High: Pasta y Pueblo. This restaurant literally around the corner from our beach rental is nothing to look at — similar to the Luquillo Kiosks. The shack with a tin roof has only seven tables, and each one was filled the two nights we ate at the funky-decorated spot (yes, we went twice). Seafood and steak are served with your pasta and your choice of sauce (pesto and alfredo were out of this world). My husband gave a big thumbs’ up to the mussels, while my teen daughter loved the mango smoothie. I was entertained by all the skateboards, surfboard parphernalia on the walls and seashells hanging from the ceiling. Outside is a skate-park half pipe and a beached boat with a makeshift garden and cork-decorated tree branch (random). Pasta y Pueblo is a definitely gem; don’t miss it if you’re in Luquillo.

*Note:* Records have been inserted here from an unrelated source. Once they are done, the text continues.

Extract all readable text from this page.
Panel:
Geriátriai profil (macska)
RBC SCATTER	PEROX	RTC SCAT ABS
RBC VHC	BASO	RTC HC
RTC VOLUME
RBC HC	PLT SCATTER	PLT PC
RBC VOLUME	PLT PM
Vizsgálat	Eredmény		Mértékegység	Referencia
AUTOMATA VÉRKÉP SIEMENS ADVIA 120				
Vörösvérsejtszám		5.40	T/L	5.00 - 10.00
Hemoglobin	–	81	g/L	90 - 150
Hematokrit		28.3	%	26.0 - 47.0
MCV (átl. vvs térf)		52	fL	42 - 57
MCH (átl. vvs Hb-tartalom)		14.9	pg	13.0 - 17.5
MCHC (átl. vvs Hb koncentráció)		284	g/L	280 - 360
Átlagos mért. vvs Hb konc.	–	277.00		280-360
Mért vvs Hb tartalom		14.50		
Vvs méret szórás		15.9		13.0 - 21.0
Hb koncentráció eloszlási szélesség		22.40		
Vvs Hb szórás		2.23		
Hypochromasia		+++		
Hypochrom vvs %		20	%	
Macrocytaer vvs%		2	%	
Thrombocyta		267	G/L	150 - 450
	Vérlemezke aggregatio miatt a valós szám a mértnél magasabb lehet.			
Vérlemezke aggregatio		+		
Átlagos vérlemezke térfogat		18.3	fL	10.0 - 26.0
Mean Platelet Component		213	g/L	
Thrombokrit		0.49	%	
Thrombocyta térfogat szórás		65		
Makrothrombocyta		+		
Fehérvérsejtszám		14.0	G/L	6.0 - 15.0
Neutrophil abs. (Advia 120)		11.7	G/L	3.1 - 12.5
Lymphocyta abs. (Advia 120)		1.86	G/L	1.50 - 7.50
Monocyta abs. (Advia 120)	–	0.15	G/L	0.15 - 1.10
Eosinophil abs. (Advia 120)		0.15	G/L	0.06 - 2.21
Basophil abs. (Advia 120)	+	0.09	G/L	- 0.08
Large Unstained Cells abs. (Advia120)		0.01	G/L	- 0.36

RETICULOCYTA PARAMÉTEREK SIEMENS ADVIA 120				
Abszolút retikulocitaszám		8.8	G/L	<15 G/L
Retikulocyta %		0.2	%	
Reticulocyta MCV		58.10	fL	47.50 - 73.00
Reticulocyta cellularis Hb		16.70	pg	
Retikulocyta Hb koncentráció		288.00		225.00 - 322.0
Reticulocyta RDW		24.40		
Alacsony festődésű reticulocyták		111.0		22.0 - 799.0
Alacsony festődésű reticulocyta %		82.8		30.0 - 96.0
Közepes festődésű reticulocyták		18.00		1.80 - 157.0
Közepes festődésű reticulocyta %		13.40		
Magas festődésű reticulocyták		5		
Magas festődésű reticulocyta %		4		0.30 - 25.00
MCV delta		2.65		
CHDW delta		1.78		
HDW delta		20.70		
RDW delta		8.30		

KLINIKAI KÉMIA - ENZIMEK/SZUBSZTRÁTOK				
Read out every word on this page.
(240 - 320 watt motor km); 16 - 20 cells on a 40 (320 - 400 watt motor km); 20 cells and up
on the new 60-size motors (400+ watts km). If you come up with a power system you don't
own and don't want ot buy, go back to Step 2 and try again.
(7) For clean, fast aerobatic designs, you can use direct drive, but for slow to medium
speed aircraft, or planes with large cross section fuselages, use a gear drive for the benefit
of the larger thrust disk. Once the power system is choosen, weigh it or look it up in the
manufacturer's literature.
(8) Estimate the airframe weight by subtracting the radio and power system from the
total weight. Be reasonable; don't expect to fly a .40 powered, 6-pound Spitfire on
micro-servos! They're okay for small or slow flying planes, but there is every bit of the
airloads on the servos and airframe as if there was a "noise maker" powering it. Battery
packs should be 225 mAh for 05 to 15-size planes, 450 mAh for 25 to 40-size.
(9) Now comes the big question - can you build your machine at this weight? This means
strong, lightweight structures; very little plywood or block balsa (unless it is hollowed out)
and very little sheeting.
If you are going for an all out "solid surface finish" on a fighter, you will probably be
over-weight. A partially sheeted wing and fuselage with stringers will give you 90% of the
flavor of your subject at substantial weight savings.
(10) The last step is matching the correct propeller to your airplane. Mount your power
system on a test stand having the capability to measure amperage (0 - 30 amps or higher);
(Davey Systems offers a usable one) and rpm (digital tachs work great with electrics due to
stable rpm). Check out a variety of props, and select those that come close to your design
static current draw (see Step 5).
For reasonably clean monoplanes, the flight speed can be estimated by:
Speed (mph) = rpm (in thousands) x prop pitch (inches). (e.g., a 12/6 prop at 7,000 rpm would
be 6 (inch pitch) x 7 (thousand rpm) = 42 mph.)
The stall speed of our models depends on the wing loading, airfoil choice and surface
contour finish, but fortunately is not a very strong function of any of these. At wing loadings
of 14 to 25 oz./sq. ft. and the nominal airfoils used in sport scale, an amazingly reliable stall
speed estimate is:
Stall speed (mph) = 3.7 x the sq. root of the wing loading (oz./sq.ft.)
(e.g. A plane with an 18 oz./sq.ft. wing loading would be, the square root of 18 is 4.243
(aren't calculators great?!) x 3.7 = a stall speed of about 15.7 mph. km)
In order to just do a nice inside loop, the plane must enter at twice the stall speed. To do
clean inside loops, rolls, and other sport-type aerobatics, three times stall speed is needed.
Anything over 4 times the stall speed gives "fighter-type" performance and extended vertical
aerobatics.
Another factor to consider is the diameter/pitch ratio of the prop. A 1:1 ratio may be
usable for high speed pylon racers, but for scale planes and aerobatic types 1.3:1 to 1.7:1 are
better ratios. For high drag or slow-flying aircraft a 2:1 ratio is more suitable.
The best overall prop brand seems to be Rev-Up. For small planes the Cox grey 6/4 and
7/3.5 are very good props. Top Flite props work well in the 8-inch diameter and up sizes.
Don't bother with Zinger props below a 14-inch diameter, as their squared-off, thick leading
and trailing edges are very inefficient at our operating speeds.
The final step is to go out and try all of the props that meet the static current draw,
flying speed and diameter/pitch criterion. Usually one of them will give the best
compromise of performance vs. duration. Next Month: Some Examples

High/Low: Bioluminescent Bay Kayaking Tour. Several outfitters offer tours of Bio Bay, officially named Lagunda Grande, one of the few places on earth where single-celled dinoflagellate organisms appear to “glow” when the water they live in is disturbed. We went on an 8pm tour with Glass Bottom Kayak Tours, whose guides led about 20 pairs of kayakers in double kayaks along the shore, through mangroves and out to the “big lagoon,” where we waved our hands in the water to see hundreds of tiny, diamond-like sparkles moving around, reminding me of fireflies. Unfortunately, the “glow” of these organisms was not nearly as impressive as it was when I visited Bio Bay on a girls’ trip to Puerto Rico in 2008 (that’s the “low” part). Apparently, a few months ago a seaweed or bacteria (or bacterial seaweed?) invaded the lagoon and adversely affected the organisms making their home there — at least that’s what one of the friendly Glass Bottom guides told me. Still, my teenage kids thought the sparkling water was cool, and I was hugely impressed with my kiddos’ skills navigating their kayaks in the dark — the definite “high” of this adventure. They were more adept than some of the adults! Another plus for booking with Glass Bottom Kayak: The guides take photos of you (above) and post them on the company’s Facebook page for you to share. Smart marketing!
Low: Emergency room visits. While this vacation isn’t the first one where my family sought some urgent medical care, I’m pretty sure it’s the only one where two of us needed doctors. First, after playing in ocean waves, my husband couldn’t hear out of one of his ears. He rightly suspected some ear wax got lodged in an ear tube, blocking his eardrum. A visit to the ER in Rincon took care of that problem (a nurse unlodged wax with a force of warm water). Then, I got hit in the face by a rogue wave (okay, maybe not so rogue; but I wasn’t paying attention), and felt like my eye was scratched by churning sand. I suffered for about 24 hours before going to the ER in Luquillo, where a doctor couldn’t confirm a scratched cornea (didn’t have the eye dye at his small clinic to check) but gave me some steroid and antibiotic drops and told me not to wear contacts for the next few days. My owie eye did feel a ton better by the time I stepped on the airplane to fly home. Of all the things that could go wrong on vacation, these minor injuries were just a little dent in the overall fun factor of our trip to Puerto Rico — and certainly nothing that would stop us from planning another tropical family beach vacation anytime soon!